Crónica que se transformó en reseña: «Toda la soledad del centro de la tierra»

Fueron tres días para leer el libro con la portada de un niño en las sombras, media mañana del 13 de enero para 83 páginas, el resto se distribuyeron entre las 5:30 pm a las 00:57 am. Van 2:39 minutos de la canción The Colours of Chloë de Eberhard Weber. Es 1:00 am y no puedo para de llorar.

Increíble es una palabra de rechazo, misma que es contraparte de lo cotidiano, lo ya conocido. Con temor, una puede articular dicho adjetivo y perderse en lo que no había formulado alguna vez, lo increíble que a veces somos y hacemos. Ahora me traslado a mi experiencia con la novela Toda la soledad del centro de la tierra (Alfaguara, 2019) de Luis Jorge Boone (Monclova, 1977). Podría parecer como cuando te enteras por las noticias o por boca de alguien más sobre las atrocidades que ocurren por la violencia de este país. Sin precisar podemos decir, contar lo que ocurre, pero nunca terminamos de asimilar la información. Supongo que una forma de seguir adelante es a través del número que se suma, que se incorpora a una cifra. La novela nace de un problema social que se ha encarnado en nosotros desde la proximidad. El hecho en el que quizá se origina la trama de la novela es la masacre en Allende, Coahuila, ocurrido en el 2011 a causa de una venganza llevada a cabo por el cártel de los Zetas. Entre esos años, 2011 al 2019 que sale la publicación, y el de hoy, los temas tratados siguen latiendo en el imaginario y en la realidad colectiva: el abandono, el despojo, las migraciones, la infancia robada, la violencia…

Toda la soledad del centro de la tierra narra los periplos de un niño huérfano entre los nueve y diez años, con el súper-anti-poder de ser invisible, es decir, ser un campeón para esconderse. Chaparro, como todos los primos lo conocen, vive con su abuela, la Güela Librada, tras ser abandonado por su padre y luego por su madre. Un día decide huir de casa e ir en búsqueda de sus progenitores hacia el próximo pueblo, Los Arroyos. En su intento de volver al origen se encuentra con el crimen organizado que habita las casas, el pueblo, todos los espacios dejando un rastro de miedo que acaba en el pozo.

Nomas dejaban los puro cimientos.

Las ruinas a punto de caerse enteras.

Los boquetes abiertos.

Como un mal recuerdo.

Para que los voltee a ver el que tengas huevos

para voltear.

¿Y, pues quién iba a querer ver aquello?

Nadie.

Para que no se les olvide ese hoyo negro que le

escarbaron al pueblo en la mera frente, en la

mera conciencia.

Dentro de las 173 páginas encontramos con el relato contado por el niño que está creciendo, poemas armados con un montón de voces y dos apartados; La Sangre y Los Gritos, que podríamos llamarlos cuentos por la independencia y fuerza que los sostiene dentro de la novela. De manera que la unión de todos estos recursos aporta a la lectura una dinámica audaz que progresa en la historia, al tiempo que se intercala en diferentes espacios de la narración.

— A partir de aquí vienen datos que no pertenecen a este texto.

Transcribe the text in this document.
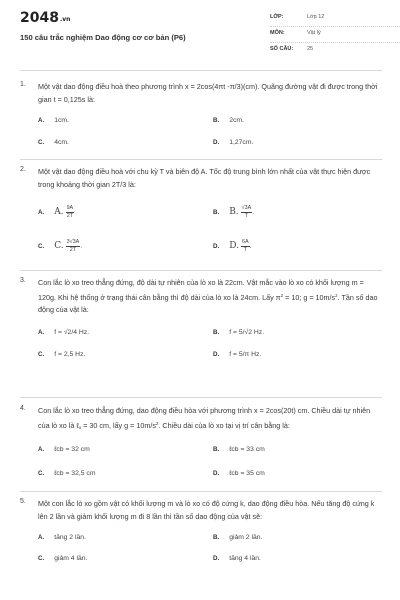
2048.vn
150 câu trắc nghiệm Dao động cơ cơ bản (P6)
LỚP:	Lớp 12
MÔN:	Vật lý
SỐ CÂU:	25
1. Một vật dao động điều hoà theo phương trình x = 2cos(4πt -π/3)(cm). Quãng đường vật đi được trong thời gian t = 0,125s là:
A. 1cm.	B. 2cm.
C. 4cm.	D. 1,27cm.
2. Một vật dao động điều hoà với chu kỳ T và biên độ A. Tốc độ trung bình lớn nhất của vật thực hiện được trong khoảng thời gian 2T/3 là:
A. A. $\frac{9A}{2T}$	B. B. $\frac{√3A}{T}$ .
C. C. $\frac{3√3A}{2T}$ .	D. D. $\frac{6A}{T}$ .
3. Con lắc lò xo treo thẳng đứng, độ dài tự nhiên của lò xo là 22cm. Vật mắc vào lò xo có khối lượng m = 120g. Khi hệ thống ở trạng thái cân bằng thì độ dài của lò xo là 24cm. Lấy $\pi^2 = 10$; $g = 10m/s^2$. Tần số dao động của vật là:
A. f = √2/4 Hz.	B. f = 5/√2 Hz.
C. f = 2,5 Hz.	D. f = 5/π Hz.
4. Con lắc lò xo treo thẳng đứng, dao động điều hòa với phương trình x = 2cos(20t) cm. Chiều dài tự nhiên của lò xo là ℓo = 30 cm, lấy $g = 10m/s^2$. Chiều dài của lò xo tại vị trí cân bằng là:
A. ℓcb = 32 cm	B. ℓcb = 33 cm
C. ℓcb = 32,5 cm	D. ℓcb = 35 cm
5. Một con lắc lò xo gồm vật có khối lượng m và lò xo có độ cứng k, dao động điều hòa. Nếu tăng độ cứng k lên 2 lần và giảm khối lượng m đi 8 lần thì tần số dao động của vật sẽ:
A. tăng 2 lần.	B. giảm 2 lần.
C. giảm 4 lần.	D. tăng 4 lần.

Si sabe dónde están los otros, aunque no los vea, cómo no va a saber dónde está él. Es ciego, nomás, no está muerto. Porque nada más los muertos no saben dónde están.

No me dejen solo contarles sobre la oscuridad que abarca el relato. La verdad, son curiosas las formas que hay dentro, como los pedacitos de canciones de toda la vida, como imágenes tan bellas que la imaginación de Chaparro crea:

El mundo era un bostezo largo largo, que nunca alcanza a cerrar.

Así que todo esto me hace pensar en una cosa: la apuesta por la vida, por la luz. Quisiera contarles sobre todo lo que me ha despertado e inquietado la lectura de la novela, pero a estas alturas lo mejor es invitarlos a leer y a reflexionar con Toda la soledad del centro de la tierra.

No está de más preguntarnos: ¿Qué nos sucede cuando la violencia no es increíble?

*Diana María Picot. Estudiante de Literaturas Hispánicas en la Universidad de Sonora. Editora en Retina de Gallo Editorial y La Panadería. Trabaja en librería Hypatia.